Рассматривая обложку «Пламени», трудно не согласиться с Розановым: разверзшаяся огненная вульва, звезда горняя, плоть-звезда, раскалившаяся, как чрево, тридцать четыре амебистых луча от нее. И этот «рог» посредине — в нем нет изящества языка пламени, он насуплен, плотен, тяжел. Не огонь, а контур изогнутой двери — войди, войди, войди, — вульгарный эротизм обложки обращен не столько к читателю, сколько в себя, за себя. Важная очень особенность: карповские пошлость, безыскусность и мода в сиянии «Пламени» всегда перерождаются во что-то иное, невозможное10. Ведь Карпов не то чтобы писатель, а скорее траурник, вопленник, тяготник, «темномордое» — как однажды назвал его Блок11.
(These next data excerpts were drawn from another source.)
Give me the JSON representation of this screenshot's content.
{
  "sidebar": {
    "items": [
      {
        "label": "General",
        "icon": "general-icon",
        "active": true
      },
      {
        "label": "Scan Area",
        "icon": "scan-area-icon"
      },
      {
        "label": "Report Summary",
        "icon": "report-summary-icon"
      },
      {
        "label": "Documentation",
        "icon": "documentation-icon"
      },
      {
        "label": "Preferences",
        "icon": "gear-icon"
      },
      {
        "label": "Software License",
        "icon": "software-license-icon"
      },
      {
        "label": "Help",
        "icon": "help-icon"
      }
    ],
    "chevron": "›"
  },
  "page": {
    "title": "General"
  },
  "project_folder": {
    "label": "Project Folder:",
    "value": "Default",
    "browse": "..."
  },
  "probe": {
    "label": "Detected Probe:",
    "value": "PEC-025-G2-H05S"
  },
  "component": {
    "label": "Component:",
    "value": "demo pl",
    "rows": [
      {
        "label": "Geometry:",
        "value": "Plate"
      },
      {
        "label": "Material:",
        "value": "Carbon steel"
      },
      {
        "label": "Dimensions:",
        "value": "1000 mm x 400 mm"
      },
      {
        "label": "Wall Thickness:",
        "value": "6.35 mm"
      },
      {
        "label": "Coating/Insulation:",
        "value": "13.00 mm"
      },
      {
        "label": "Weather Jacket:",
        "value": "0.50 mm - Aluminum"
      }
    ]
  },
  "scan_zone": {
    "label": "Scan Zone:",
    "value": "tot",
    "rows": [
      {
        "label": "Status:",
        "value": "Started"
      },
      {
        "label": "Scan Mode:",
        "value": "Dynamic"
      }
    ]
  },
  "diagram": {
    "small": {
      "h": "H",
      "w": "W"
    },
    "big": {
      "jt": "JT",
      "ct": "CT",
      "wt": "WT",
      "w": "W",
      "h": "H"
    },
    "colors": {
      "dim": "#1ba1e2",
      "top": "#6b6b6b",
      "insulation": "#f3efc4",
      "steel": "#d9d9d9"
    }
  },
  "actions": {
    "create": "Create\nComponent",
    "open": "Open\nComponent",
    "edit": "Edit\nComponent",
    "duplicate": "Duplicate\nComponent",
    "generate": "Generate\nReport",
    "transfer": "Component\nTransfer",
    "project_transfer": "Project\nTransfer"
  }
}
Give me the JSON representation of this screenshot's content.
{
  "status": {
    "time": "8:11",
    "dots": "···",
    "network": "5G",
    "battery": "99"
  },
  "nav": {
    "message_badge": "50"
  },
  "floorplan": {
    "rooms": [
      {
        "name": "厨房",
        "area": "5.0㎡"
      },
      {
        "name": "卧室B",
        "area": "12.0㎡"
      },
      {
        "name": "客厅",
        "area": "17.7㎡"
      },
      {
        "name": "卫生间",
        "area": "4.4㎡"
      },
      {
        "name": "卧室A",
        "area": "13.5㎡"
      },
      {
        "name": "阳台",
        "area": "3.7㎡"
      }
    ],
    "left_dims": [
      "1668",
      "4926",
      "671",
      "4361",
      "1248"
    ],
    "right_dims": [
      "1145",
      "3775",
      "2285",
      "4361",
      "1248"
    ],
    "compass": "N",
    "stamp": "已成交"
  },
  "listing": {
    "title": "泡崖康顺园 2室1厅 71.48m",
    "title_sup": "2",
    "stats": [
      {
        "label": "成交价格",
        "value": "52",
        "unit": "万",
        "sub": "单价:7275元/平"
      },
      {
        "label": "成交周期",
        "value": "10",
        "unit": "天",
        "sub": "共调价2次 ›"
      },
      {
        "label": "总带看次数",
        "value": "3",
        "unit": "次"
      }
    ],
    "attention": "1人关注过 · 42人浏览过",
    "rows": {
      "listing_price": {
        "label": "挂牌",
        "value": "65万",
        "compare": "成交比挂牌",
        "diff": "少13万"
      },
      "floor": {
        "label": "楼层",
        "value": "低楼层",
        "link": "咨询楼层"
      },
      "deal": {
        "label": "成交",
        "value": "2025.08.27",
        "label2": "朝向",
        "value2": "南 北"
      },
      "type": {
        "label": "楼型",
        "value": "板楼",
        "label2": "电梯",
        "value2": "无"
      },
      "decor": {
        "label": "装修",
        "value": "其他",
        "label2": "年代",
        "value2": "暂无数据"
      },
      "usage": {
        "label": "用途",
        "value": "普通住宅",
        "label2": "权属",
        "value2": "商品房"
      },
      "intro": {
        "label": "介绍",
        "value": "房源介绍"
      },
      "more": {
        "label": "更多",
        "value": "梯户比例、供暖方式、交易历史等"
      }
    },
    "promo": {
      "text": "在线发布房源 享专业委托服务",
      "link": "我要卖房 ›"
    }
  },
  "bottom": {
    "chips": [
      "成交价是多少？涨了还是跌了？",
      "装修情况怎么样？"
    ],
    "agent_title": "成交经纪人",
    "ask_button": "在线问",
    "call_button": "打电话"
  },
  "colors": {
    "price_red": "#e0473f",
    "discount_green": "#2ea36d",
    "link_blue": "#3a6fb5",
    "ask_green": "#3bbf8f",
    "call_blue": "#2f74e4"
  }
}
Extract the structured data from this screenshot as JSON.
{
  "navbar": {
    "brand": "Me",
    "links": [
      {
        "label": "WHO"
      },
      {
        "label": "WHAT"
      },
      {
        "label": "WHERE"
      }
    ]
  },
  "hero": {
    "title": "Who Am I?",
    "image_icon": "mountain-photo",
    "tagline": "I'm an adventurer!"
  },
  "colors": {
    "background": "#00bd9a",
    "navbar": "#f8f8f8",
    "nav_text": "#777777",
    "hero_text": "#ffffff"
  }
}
Протороман, текст «Князь тьмы», Карпов закончил примерно к началу 1910 года, но, столкнувшись с редакторской критикой, уже к концу года переработал его в известный теперь «Пламень»12. Тогда же Карпов начинает пропихивать «Пламень» через переписку с влиятельными литераторами13. Издать «роман» удается лишь в октябре 1913-го, что породило целый жанр, так сказать «обожженные “Пламенем”»: «И похоже на то, что вся книга — сплошная клевета, видимо, бессознательная со стороны автора, — клевета на человека вообще, на русское крестьянство и сектантство, в частности, а заодно и на те слои крестьянства, которые соседят с крестьянством»14.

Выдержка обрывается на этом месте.